People and entities whose behaviour the Act controls include researchers, clinicians, fertility clinics, laboratories, egg/sperm donors and intermediaries, storage and transport providers, and persons seeking or holding Commonwealth licences as applied in the State.
Researchers and laboratories. The Act criminalises specified research practices unless licensed. Activities such as creating embryos by processes other than fertilisation, developing embryos containing genetic material from more than two persons, using precursor cells taken from embryos or foetuses to create embryos, and creating or developing hybrid embryos require a licence (s 17; s 18; s 18A; s 18B). Researchers who engage in those activities without an appropriate licence risk imprisonment up to 10 years. Who pays: individual researchers and their employing institutions face criminal liability if they intentionally engage in licence‑required activities without authorisation.
Clinical reproductive practitioners and IVF clinics. The Act targets clinical acts as well as research‑oriented acts. Creating a human embryo outside the body for any purpose other than attempting to achieve pregnancy in a particular woman is an offence (s 7). The Act also imposes the 14‑day outside‑the‑body development limit (s 9). Clinics handling gametes and embryos must therefore structure protocols to avoid creating or developing embryos in ways that incur criminal liability. Clinics that supply gametes or embryos for valuable consideration must navigate s 16’s commercial ban and its “reasonable expenses” carve‑out.
Donors and intermediaries. Section 16 criminalises the giving or receiving of valuable consideration for human eggs, sperm or embryos, while defining “valuable consideration” broadly to include inducements, discounts or priority in provision of a service, and excluding only “reasonable expenses” when properly documented (s 16(3)). People who receive inducements to donate, or agencies that provide inducements or prioritised services in return for gametes or embryos, risk criminal exposure. Who pays: donors who receive disallowed payments, and intermediaries who offer them, could be charged.
Women and patients. The Act protects certain bodily integrity lines by criminalising placing certain embryos in human bodies other than a woman’s reproductive tract (s 14(2)), placing animal embryos in humans for gestation (s 14(3)), and placing “prohibited embryos” into women (s 15(1)). Women who are the intended recipients of reproductive interventions, and clinicians implanting embryos into women, must ensure that embryos placed in a woman are not “prohibited embryos” as defined in s 15(2). Women whose embryos are collected as viable embryos by another person intending to collect a viable embryo are protected by s 11, which criminalises such collection.
Commercial service providers. Storage, transport and other logistical services are implicated by s 16’s framing of “reasonable expenses” and the criminal prohibition on trading. Service providers must be able to document the nature and timing of expenses to rely on the reasonable‑expenses carve‑out.
Regulators and the executive. The Minister is required to conduct statutory reviews (s 19; s 19A) and the Governor may make regulations (s 20). The Act therefore imposes duties on executive officers to monitor and report on policy, and to make regulations that will in practice shape enforcement and compliance arrangements.
Licence authorities and Commonwealth linkage.
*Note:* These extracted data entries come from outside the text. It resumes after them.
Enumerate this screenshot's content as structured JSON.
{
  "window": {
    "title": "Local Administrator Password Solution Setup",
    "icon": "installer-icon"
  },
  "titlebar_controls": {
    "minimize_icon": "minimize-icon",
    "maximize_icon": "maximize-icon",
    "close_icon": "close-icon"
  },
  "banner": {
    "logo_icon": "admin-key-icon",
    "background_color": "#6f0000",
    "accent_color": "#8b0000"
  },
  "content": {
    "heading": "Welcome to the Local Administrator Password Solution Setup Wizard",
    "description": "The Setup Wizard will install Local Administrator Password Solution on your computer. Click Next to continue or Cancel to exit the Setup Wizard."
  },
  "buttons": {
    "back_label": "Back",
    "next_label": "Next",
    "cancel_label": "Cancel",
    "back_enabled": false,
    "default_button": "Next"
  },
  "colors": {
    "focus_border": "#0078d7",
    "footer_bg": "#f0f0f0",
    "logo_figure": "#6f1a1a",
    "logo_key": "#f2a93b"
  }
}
The Act’s definition of “licence” ties State authorisation to licences issued under s 21 of the Commonwealth Research Involving Human Embryos Act 2002 and their application in the State by the Research Involving Human Embryos (New South Wales) Act 2003 (s 4). Entities that rely on licence exceptions must therefore engage with the Commonwealth licensing regime as applied in the State.
Unspecified enforcement actors. The Act creates offences and penalties but does not identify specific investigative or regulatory agencies, licensing authorities or administrative enforcement powers in its text. Practitioners and institutions therefore face criminal exposure under the Act’s terms, while the administrative and operational modalities of detection, investigation and licensing are left to other laws and to regulation, which the Governor may make (s 20).
In short, the Act affects a broad coalition of actors in reproductive medicine and research: scientists, clinicians, clinics, donors, logistics providers and regulators, all of whom must structure behaviour to avoid the state criminal prohibitions and to secure any necessary licences issued under the Commonwealth Act as applied in the State.